When I started to shiver, he made love to me. He gave me pen and paper, and asked me to draw my fever dreams. Even racked with chills, even under the sway of Philip’s unshakable belief that the future of art lay with the masses, I didn’t think my shopgirl visions were worthy of depiction. So I drew my father’s visions instead. I drew a city of coffins—coffin skyscrapers, coffin sweatshops, coffin els streaking past coffin tenements— and within each and every coffin room, I drew my poor,
davening
father with shekels taped over his eyes. When I finally put away the pen, Philip looked down at my drawing with the same rapt awe he bestowed on his mask collection, on his Gauguin. He said, or I hallucinated that he said, “If I could draw like you,
mein lieb,
I’d will myself a fever every second of my life.”

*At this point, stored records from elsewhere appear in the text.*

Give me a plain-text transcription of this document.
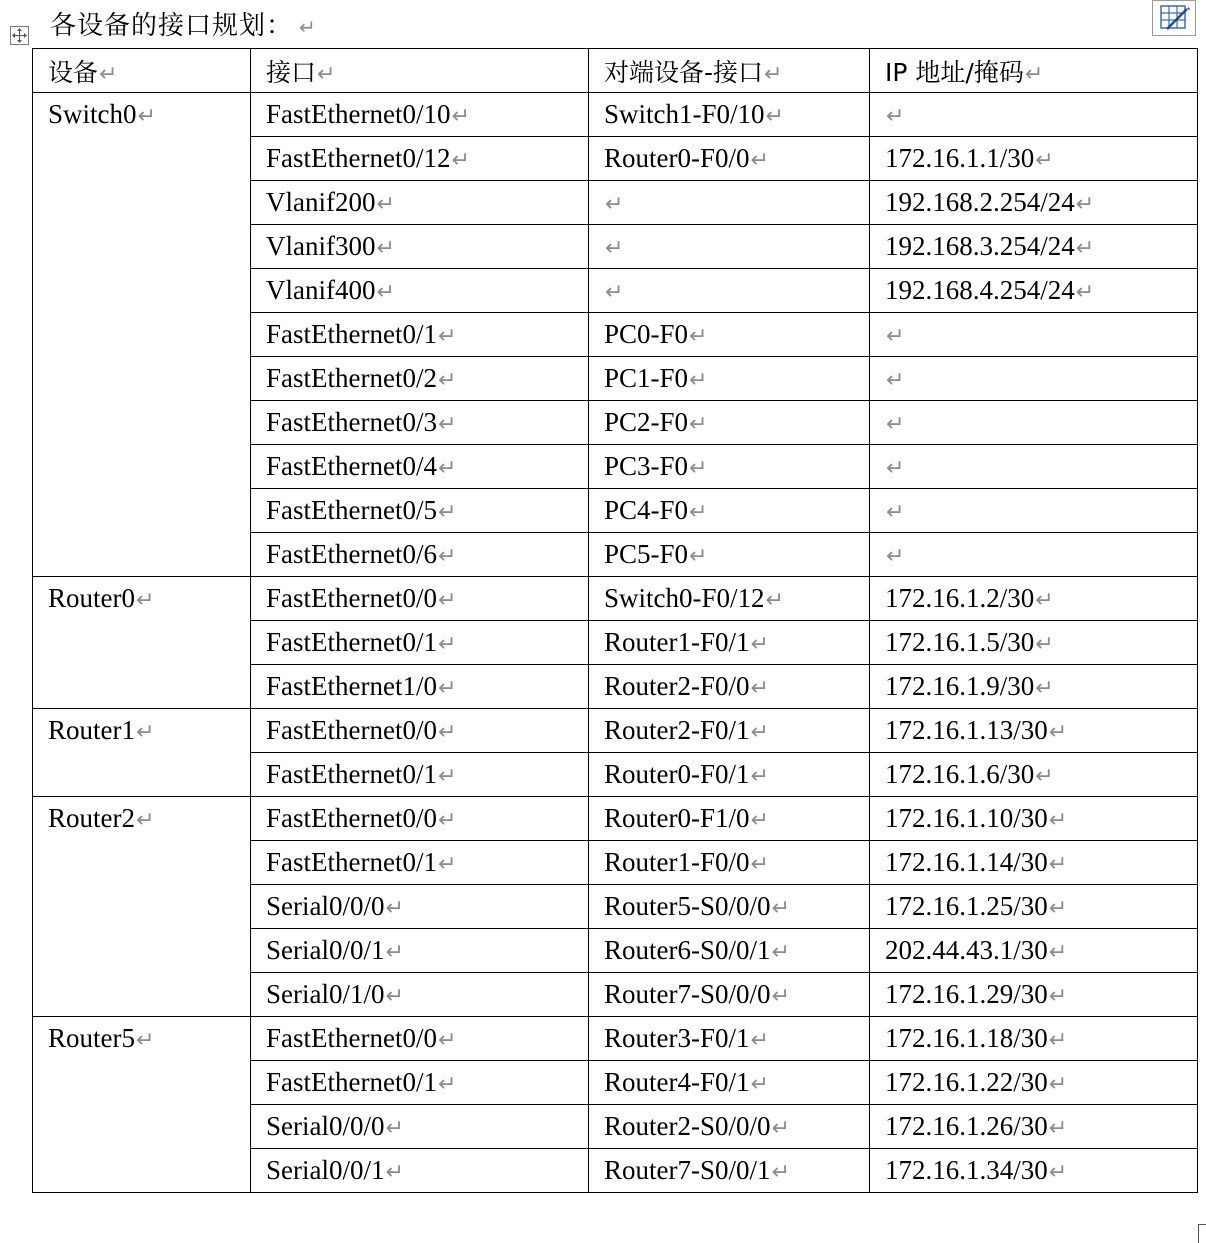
各设备的接口规划： ↵
设备↵	接口↵	对端设备-接口↵	IP 地址/掩码↵
Switch0↵	FastEthernet0/10↵	Switch1-F0/10↵	↵
	FastEthernet0/12↵	Router0-F0/0↵	172.16.1.1/30↵
	Vlanif200↵	↵	192.168.2.254/24↵
	Vlanif300↵	↵	192.168.3.254/24↵
	Vlanif400↵	↵	192.168.4.254/24↵
	FastEthernet0/1↵	PC0-F0↵	↵
	FastEthernet0/2↵	PC1-F0↵	↵
	FastEthernet0/3↵	PC2-F0↵	↵
	FastEthernet0/4↵	PC3-F0↵	↵
	FastEthernet0/5↵	PC4-F0↵	↵
	FastEthernet0/6↵	PC5-F0↵	↵
Router0↵	FastEthernet0/0↵	Switch0-F0/12↵	172.16.1.2/30↵
	FastEthernet0/1↵	Router1-F0/1↵	172.16.1.5/30↵
	FastEthernet1/0↵	Router2-F0/0↵	172.16.1.9/30↵
Router1↵	FastEthernet0/0↵	Router2-F0/1↵	172.16.1.13/30↵
	FastEthernet0/1↵	Router0-F0/1↵	172.16.1.6/30↵
Router2↵	FastEthernet0/0↵	Router0-F1/0↵	172.16.1.10/30↵
	FastEthernet0/1↵	Router1-F0/0↵	172.16.1.14/30↵
	Serial0/0/0↵	Router5-S0/0/0↵	172.16.1.25/30↵
	Serial0/0/1↵	Router6-S0/0/1↵	202.44.43.1/30↵
	Serial0/1/0↵	Router7-S0/0/0↵	172.16.1.29/30↵
Router5↵	FastEthernet0/0↵	Router3-F0/1↵	172.16.1.18/30↵
	FastEthernet0/1↵	Router4-F0/1↵	172.16.1.22/30↵
	Serial0/0/0↵	Router2-S0/0/0↵	172.16.1.26/30↵
	Serial0/0/1↵	Router7-S0/0/1↵	172.16.1.34/30↵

My temperature spiked and troughed for a week. When it finally abated, Philip cooked me soft-boiled eggs and rice. He insisted I remain in his bed for another few days, lest my fever come roaring back. He bathed me in a concoction of rose water, lemon, and soap, then changed my damp bedding for the tenth time. I luxuriated in his fastidious caretaking. I was in no rush to recuperate. Without so much as a word spoken between us, I simply never left.
On the bottom of my right foot is tattooed a plain wooden coffin. Jews do not believe in extravagant death rites. Thou shalt not be shamed, no matter how poor, by the simplicity of the shroud or box in which thou is buried. The coffin, however, is not for my father, who died that winter in the great 1918–1919 influenza pandemic, nor is it for my bereaved mother, who followed him shortly afterward. The coffin, the plain wooden vessel of a coffin, is reserved for my own voyage home.